4th Mo Co E, Prairie Grove, AR Dec 2 & 3, 2006

Editor's note - The weather was very bad this weekend, so Colonel Brad Amend called off the 1st Missouri Battalion's involvement. The 4th's Captain Daniel Keith in turned called off it's offical involvement. Privates Charles, Greg Gentry, and Jim Bearden braved the roads. Below is Charles Gentry's and Jim Bearden's after action report after a very long delay.

AAR Prairie Grove 2006

Due to the snow and ice storms, our travel was delayed and we were not able to support our brothers in arms until Sunday morning. By sunrise, we reached camp and was assigned to a unit from Texas. Time was taken to worship the Lord God and warm our hearts, though our hands and feet be cold. Food was shared, the campsite broken down, and we were on the march to engage the enemy. Greg and I, Charles Gentry, as far as we knew, were the only ones from the 4th Missouri. As the cold wind blew and the snow began to melt into our shoes, we pressed forward and fought in the battle.

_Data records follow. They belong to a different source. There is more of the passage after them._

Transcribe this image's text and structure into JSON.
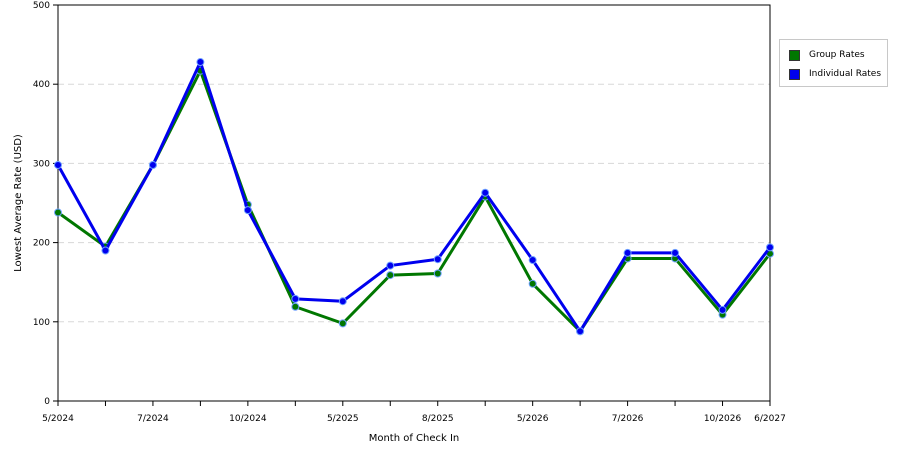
{
  "chart_data": {
    "type": "line",
    "xlabel": "Month of Check In",
    "ylabel": "Lowest Average Rate (USD)",
    "ylim": [
      0,
      500
    ],
    "yticks": [
      0,
      100,
      200,
      300,
      400,
      500
    ],
    "grid": "horizontal dashed",
    "legend_position": "right",
    "x_points": 16,
    "x_tick_labels": [
      {
        "index": 0,
        "label": "5/2024"
      },
      {
        "index": 2,
        "label": "7/2024"
      },
      {
        "index": 4,
        "label": "10/2024"
      },
      {
        "index": 6,
        "label": "5/2025"
      },
      {
        "index": 8,
        "label": "8/2025"
      },
      {
        "index": 10,
        "label": "5/2026"
      },
      {
        "index": 12,
        "label": "7/2026"
      },
      {
        "index": 14,
        "label": "10/2026"
      },
      {
        "index": 15,
        "label": "6/2027"
      }
    ],
    "series": [
      {
        "name": "Group Rates",
        "color": "#007700",
        "values": [
          238,
          195,
          298,
          417,
          248,
          119,
          98,
          159,
          161,
          258,
          148,
          88,
          180,
          180,
          109,
          186
        ]
      },
      {
        "name": "Individual Rates",
        "color": "#0000ee",
        "values": [
          298,
          190,
          298,
          428,
          241,
          129,
          126,
          171,
          179,
          263,
          178,
          88,
          187,
          187,
          115,
          194
        ]
      }
    ]
  }
}
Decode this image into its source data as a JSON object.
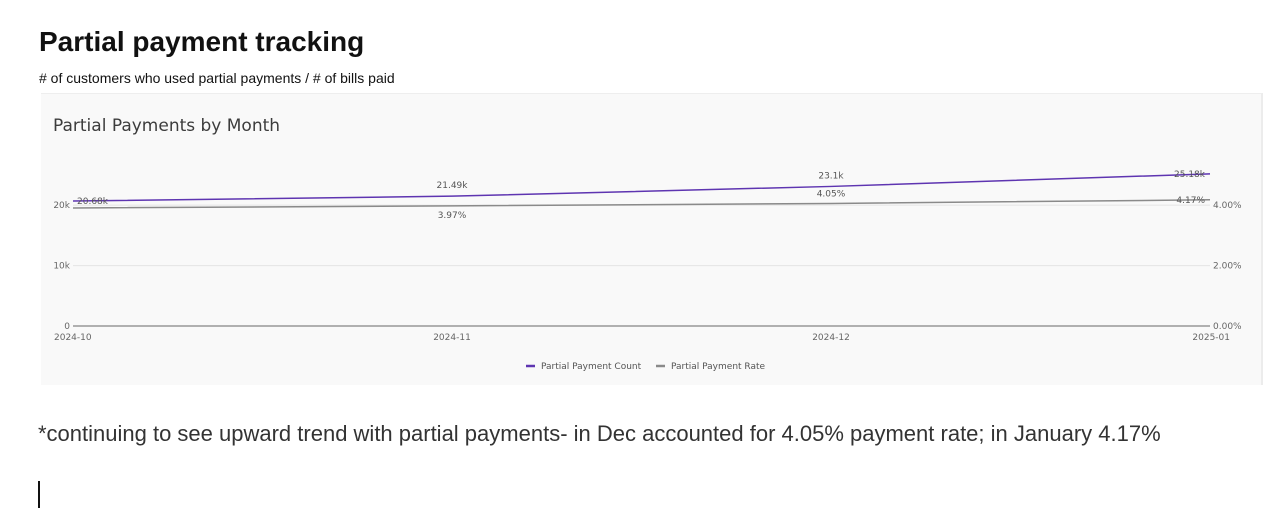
{
  "page": {
    "title": "Partial payment tracking",
    "subtitle": "# of customers who used partial payments / # of bills paid",
    "note": "*continuing to see upward trend with partial payments- in Dec accounted for 4.05% payment rate; in January 4.17%"
  },
  "chart_data": {
    "type": "line",
    "title": "Partial Payments by Month",
    "x": [
      "2024-10",
      "2024-11",
      "2024-12",
      "2025-01"
    ],
    "series": [
      {
        "name": "Partial Payment Count",
        "axis": "left",
        "color": "#5e35b1",
        "values": [
          20680,
          21490,
          23100,
          25180
        ],
        "labels": [
          "20.68k",
          "21.49k",
          "23.1k",
          "25.18k"
        ]
      },
      {
        "name": "Partial Payment Rate",
        "axis": "right",
        "color": "#8a8a8a",
        "values": [
          3.9,
          3.97,
          4.05,
          4.17
        ],
        "labels": [
          "",
          "3.97%",
          "4.05%",
          "4.17%"
        ]
      }
    ],
    "y_left": {
      "ticks": [
        "0",
        "10k",
        "20k"
      ],
      "tick_values": [
        0,
        10000,
        20000
      ],
      "range": [
        0,
        28800
      ]
    },
    "y_right": {
      "ticks": [
        "0.00%",
        "2.00%",
        "4.00%"
      ],
      "tick_values": [
        0,
        2,
        4
      ],
      "range": [
        0,
        5.75
      ]
    },
    "grid": true,
    "legend": "bottom"
  }
}
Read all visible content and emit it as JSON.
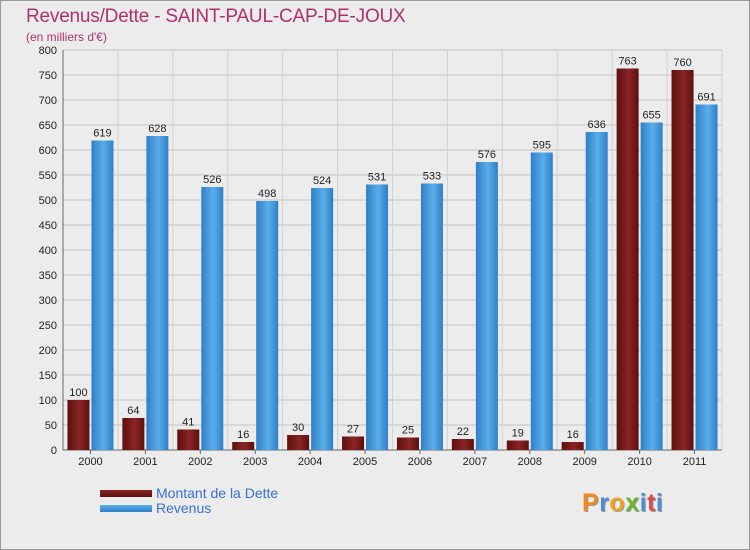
{
  "chart_data": {
    "type": "bar",
    "title": "Revenus/Dette - SAINT-PAUL-CAP-DE-JOUX",
    "subtitle": "(en milliers d'€)",
    "categories": [
      "2000",
      "2001",
      "2002",
      "2003",
      "2004",
      "2005",
      "2006",
      "2007",
      "2008",
      "2009",
      "2010",
      "2011"
    ],
    "series": [
      {
        "name": "Montant de la Dette",
        "color": "#7a1a1a",
        "values": [
          100,
          64,
          41,
          16,
          30,
          27,
          25,
          22,
          19,
          16,
          763,
          760
        ]
      },
      {
        "name": "Revenus",
        "color": "#3d93d8",
        "values": [
          619,
          628,
          526,
          498,
          524,
          531,
          533,
          576,
          595,
          636,
          655,
          691
        ]
      }
    ],
    "ylim": [
      0,
      800
    ],
    "yticks": [
      0,
      50,
      100,
      150,
      200,
      250,
      300,
      350,
      400,
      450,
      500,
      550,
      600,
      650,
      700,
      750,
      800
    ],
    "grid": true,
    "legend": "bottom-left"
  },
  "logo": {
    "letters": [
      "P",
      "r",
      "o",
      "x",
      "i",
      "t",
      "i"
    ],
    "colors": [
      "#f08a1c",
      "#4a90d9",
      "#f0a21c",
      "#6ab42a",
      "#4a90d9",
      "#e04848",
      "#4a90d9"
    ]
  }
}
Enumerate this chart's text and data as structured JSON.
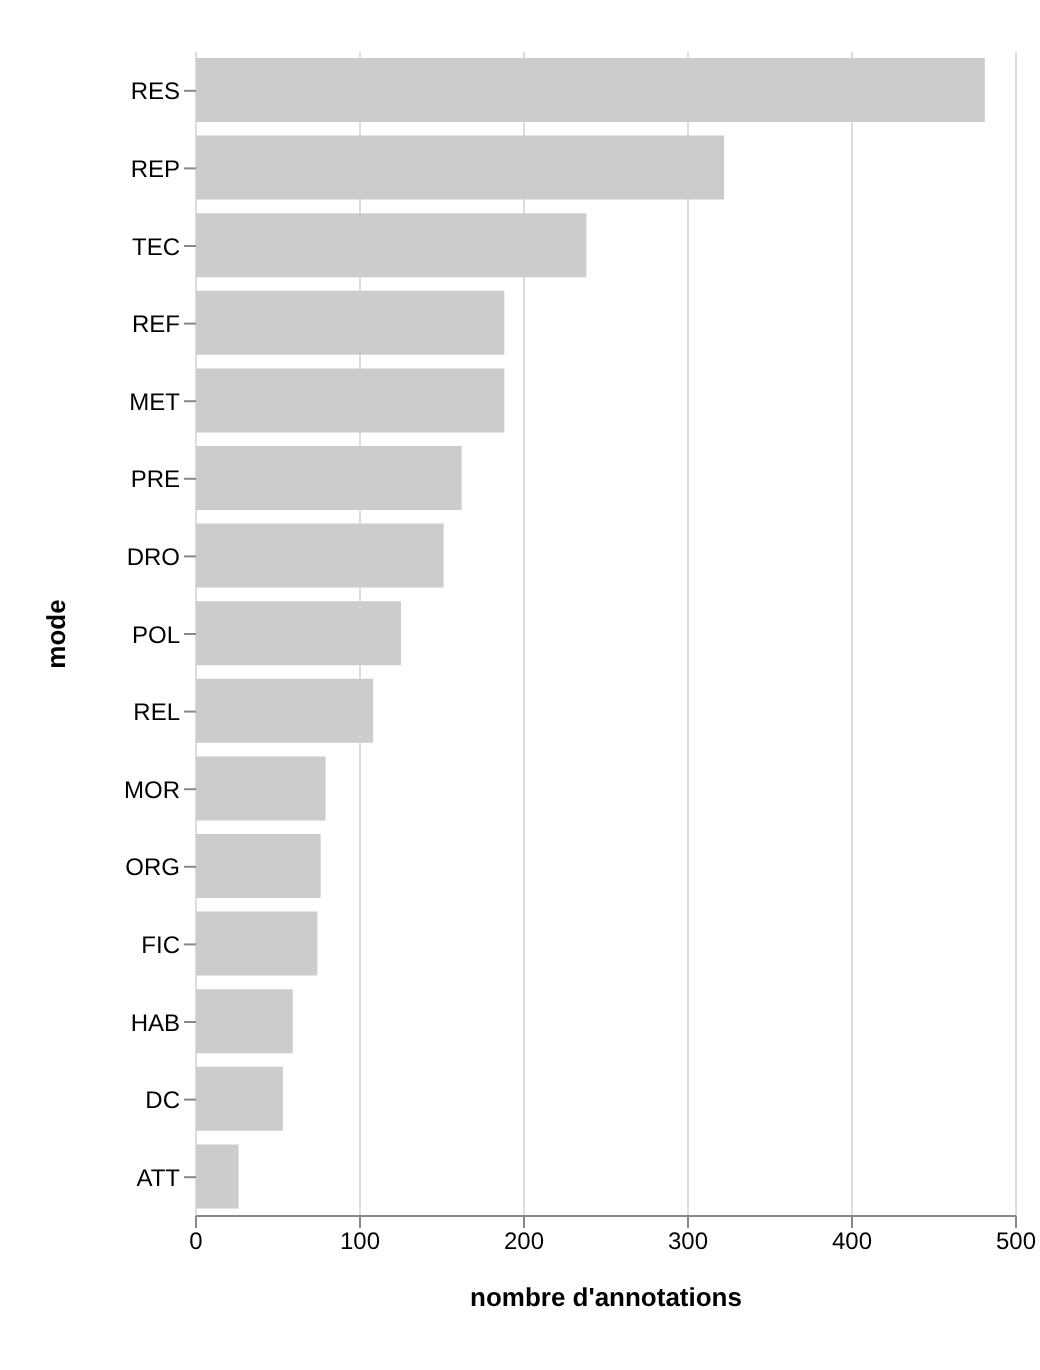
{
  "chart_data": {
    "type": "bar",
    "orientation": "horizontal",
    "xlabel": "nombre d'annotations",
    "ylabel": "mode",
    "categories": [
      "RES",
      "REP",
      "TEC",
      "REF",
      "MET",
      "PRE",
      "DRO",
      "POL",
      "REL",
      "MOR",
      "ORG",
      "FIC",
      "HAB",
      "DC",
      "ATT"
    ],
    "values": [
      481,
      322,
      238,
      188,
      188,
      162,
      151,
      125,
      108,
      79,
      76,
      74,
      59,
      53,
      26
    ],
    "color": "#cccccc",
    "xlim": [
      0,
      500
    ],
    "xticks": [
      0,
      100,
      200,
      300,
      400,
      500
    ],
    "grid": "x",
    "legend": false
  }
}
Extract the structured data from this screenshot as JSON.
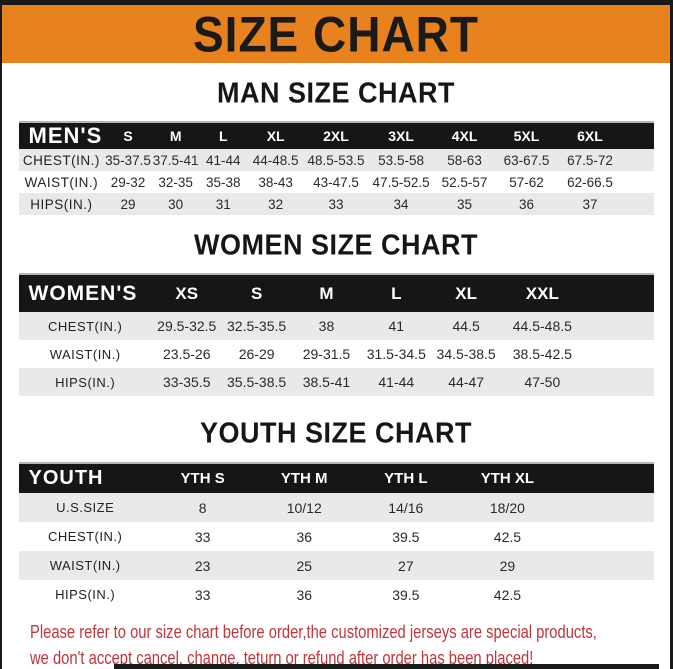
{
  "banner": {
    "title": "SIZE CHART",
    "bg_color": "#e8821e",
    "text_color": "#1a1a1a"
  },
  "sections": [
    {
      "id": "men",
      "heading": "MAN SIZE CHART",
      "table": {
        "label": "MEN'S",
        "columns": [
          "S",
          "M",
          "L",
          "XL",
          "2XL",
          "3XL",
          "4XL",
          "5XL",
          "6XL"
        ],
        "rows": [
          {
            "label": "CHEST(IN.)",
            "values": [
              "35-37.5",
              "37.5-41",
              "41-44",
              "44-48.5",
              "48.5-53.5",
              "53.5-58",
              "58-63",
              "63-67.5",
              "67.5-72"
            ]
          },
          {
            "label": "WAIST(IN.)",
            "values": [
              "29-32",
              "32-35",
              "35-38",
              "38-43",
              "43-47.5",
              "47.5-52.5",
              "52.5-57",
              "57-62",
              "62-66.5"
            ]
          },
          {
            "label": "HIPS(IN.)",
            "values": [
              "29",
              "30",
              "31",
              "32",
              "33",
              "34",
              "35",
              "36",
              "37"
            ]
          }
        ]
      }
    },
    {
      "id": "women",
      "heading": "WOMEN SIZE CHART",
      "table": {
        "label": "WOMEN'S",
        "columns": [
          "XS",
          "S",
          "M",
          "L",
          "XL",
          "XXL"
        ],
        "rows": [
          {
            "label": "CHEST(IN.)",
            "values": [
              "29.5-32.5",
              "32.5-35.5",
              "38",
              "41",
              "44.5",
              "44.5-48.5"
            ]
          },
          {
            "label": "WAIST(IN.)",
            "values": [
              "23.5-26",
              "26-29",
              "29-31.5",
              "31.5-34.5",
              "34.5-38.5",
              "38.5-42.5"
            ]
          },
          {
            "label": "HIPS(IN.)",
            "values": [
              "33-35.5",
              "35.5-38.5",
              "38.5-41",
              "41-44",
              "44-47",
              "47-50"
            ]
          }
        ]
      }
    },
    {
      "id": "youth",
      "heading": "YOUTH SIZE CHART",
      "table": {
        "label": "YOUTH",
        "columns": [
          "YTH S",
          "YTH M",
          "YTH L",
          "YTH XL"
        ],
        "rows": [
          {
            "label": "U.S.SIZE",
            "values": [
              "8",
              "10/12",
              "14/16",
              "18/20"
            ]
          },
          {
            "label": "CHEST(IN.)",
            "values": [
              "33",
              "36",
              "39.5",
              "42.5"
            ]
          },
          {
            "label": "WAIST(IN.)",
            "values": [
              "23",
              "25",
              "27",
              "29"
            ]
          },
          {
            "label": "HIPS(IN.)",
            "values": [
              "33",
              "36",
              "39.5",
              "42.5"
            ]
          }
        ]
      }
    }
  ],
  "footer": {
    "line1": "Please refer to our size chart before order,the customized jerseys are special products,",
    "line2": "we don't accept cancel, change, teturn or refund after order has been placed!",
    "text_color": "#bf363c"
  }
}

Crisp loud reports of cannon fire would answer the enemy artillery while frosted breath cavalry horses would charge on the enemy flanks. We pushed them back and across the valley, but paid the price with the loss of some of our brothers in arms.

After the battle, time was taken to gather the wounded and dead and a moment of silence to honor those that gave so much.

With the enemey with drawing, orders were given to break camp and move out.

Private Charles Gentry



it was a difficult journey to Prairie Grove in 2006.  The storm was in full fury and the snow and sleet was a flying.  At times consideration was given to turning back.  These thoughts passed as I knew my fellow soldiers would need all the rifles available to turn back the northern horde.  It was quite a surprise to arrive and find that only a few of the Missouri Battalion had endured the hazards of the trip and made it to Prairie Grove.  Seeing the conditions of the camp and knowing how cold it would be a more comfortable sleeping location was sought among the local townsfolk.  Quarters were found and the warm bed was much appreciated over the cold ground.  Saturday morning the few Missouri troops were folded in with the Arkansas Battalion under the command of Colonel Sanders.  Our position was strong and the federals would have to come up a steep snow covered hill to attack.  Later that day the federals attempted to do just that and were sounded defeated.  The remaining part of the day was spent gathering wood and preparing food for a warm meal.  That night the warm bed in town was again a welcome change for this soldier.  The next morning, Sunday activity was noted in the federal lines.  Somehow the federals had brought up more troops during the night.  Their numbers had increased considerable and concern went up and down the line about having enough ammo.  The federals eventually attacked and despite the snow covered hill and our valiant efforts, they pushed us back.  Had we had enough ammo we might have held, but seeing our ability to continue keeping up a steady fire our officers ordered us to withdraw.  The thought of giving ground to those yanks was not near as upsetting as the thought of losing that warm bed for more cold nights. 

Private Jim Bearden

The good.  Shooting yanks despite the cold.


The bad.  Trying to walk on the snow with snow covered heel plates.

               Having to wear blue on Sunday.